Multiple media organizations on Friday reported Pfizer-BioNTech is studying the new variant and expects data within weeks. If warranted, a targeted vaccine could be developed within 6 weeks and ship within 100 days, the reports say.
Johnson & Johnson is also testing its current vaccine against omicron, according to CNBC.
Professor Andrew Pollard, director of the Oxford Vaccine Group, told BBC radio he was cautiously optimistic existing COVID vaccines would be effective in preventing serious illness from the omicron variant, adding that mutations in omicron appear to be in similar regions as the mutations in other variants.
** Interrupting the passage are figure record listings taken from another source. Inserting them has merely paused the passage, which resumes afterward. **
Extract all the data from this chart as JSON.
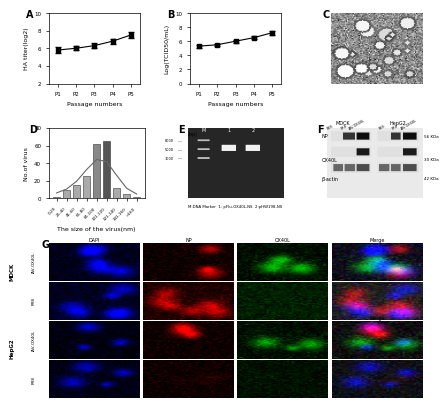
{
  "panel_A": {
    "x": [
      1,
      2,
      3,
      4,
      5
    ],
    "y": [
      5.8,
      6.0,
      6.3,
      6.8,
      7.5
    ],
    "yerr": [
      0.3,
      0.25,
      0.3,
      0.3,
      0.35
    ],
    "xlabel": "Passage numbers",
    "ylabel": "HA titer(log2)",
    "xticks": [
      "P1",
      "P2",
      "P3",
      "P4",
      "P5"
    ],
    "ylim": [
      2,
      10
    ],
    "yticks": [
      2,
      4,
      6,
      8,
      10
    ],
    "label": "A"
  },
  "panel_B": {
    "x": [
      1,
      2,
      3,
      4,
      5
    ],
    "y": [
      5.3,
      5.5,
      6.0,
      6.5,
      7.2
    ],
    "yerr": [
      0.2,
      0.15,
      0.2,
      0.25,
      0.25
    ],
    "xlabel": "Passage numbers",
    "ylabel": "Log(TCID50/mL)",
    "xticks": [
      "P1",
      "P2",
      "P3",
      "P4",
      "P5"
    ],
    "ylim": [
      0,
      10
    ],
    "yticks": [
      0,
      2,
      4,
      6,
      8,
      10
    ],
    "label": "B"
  },
  "panel_D": {
    "bins": [
      "0-20",
      "21-40",
      "41-60",
      "61-80",
      "81-100",
      "101-120",
      "121-140",
      "141-160",
      ">160"
    ],
    "values": [
      2,
      10,
      15,
      25,
      62,
      65,
      12,
      5,
      2
    ],
    "xlabel": "The size of the virus(nm)",
    "ylabel": "No.of virus",
    "yticks": [
      0,
      20,
      40,
      60,
      80
    ],
    "label": "D",
    "bar_colors": [
      "#aaaaaa",
      "#aaaaaa",
      "#aaaaaa",
      "#aaaaaa",
      "#888888",
      "#555555",
      "#aaaaaa",
      "#aaaaaa",
      "#aaaaaa"
    ]
  },
  "bg_color": "#ffffff",
  "line_color": "#000000",
  "marker": "s"
}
“That tells you that despite those mutations existing in other variants the vaccines have continued to prevent serious disease as we’ve moved through alpha, beta, gamma and delta,” Pollard, whose team developed the AstraZeneca vaccines, said. “At least from a speculative point of view we have some optimism that the vaccine should still work against a new variant for serious disease but really we need to wait several weeks to have that confirmed.”
– Joel Shannon, USA TODAY & The Associated Press
Just when things were looking up for airlines and the rest of the travel industry, another COVID-19 variant has emerged. Early reports of the omicron variant instantly sparked restrictions on travel.
The United States, which lifted a pandemic-long travel ban from dozens of international countries including South Africa on Nov. 8, on Monday will reinstitute the ban for foreign nationals from eight African countries.
“We’re going to be cautious, make sure there is no travel to and from South Africa and six other countries in that region. Except for American citizens who are able to come back,” President Joe Biden said Friday.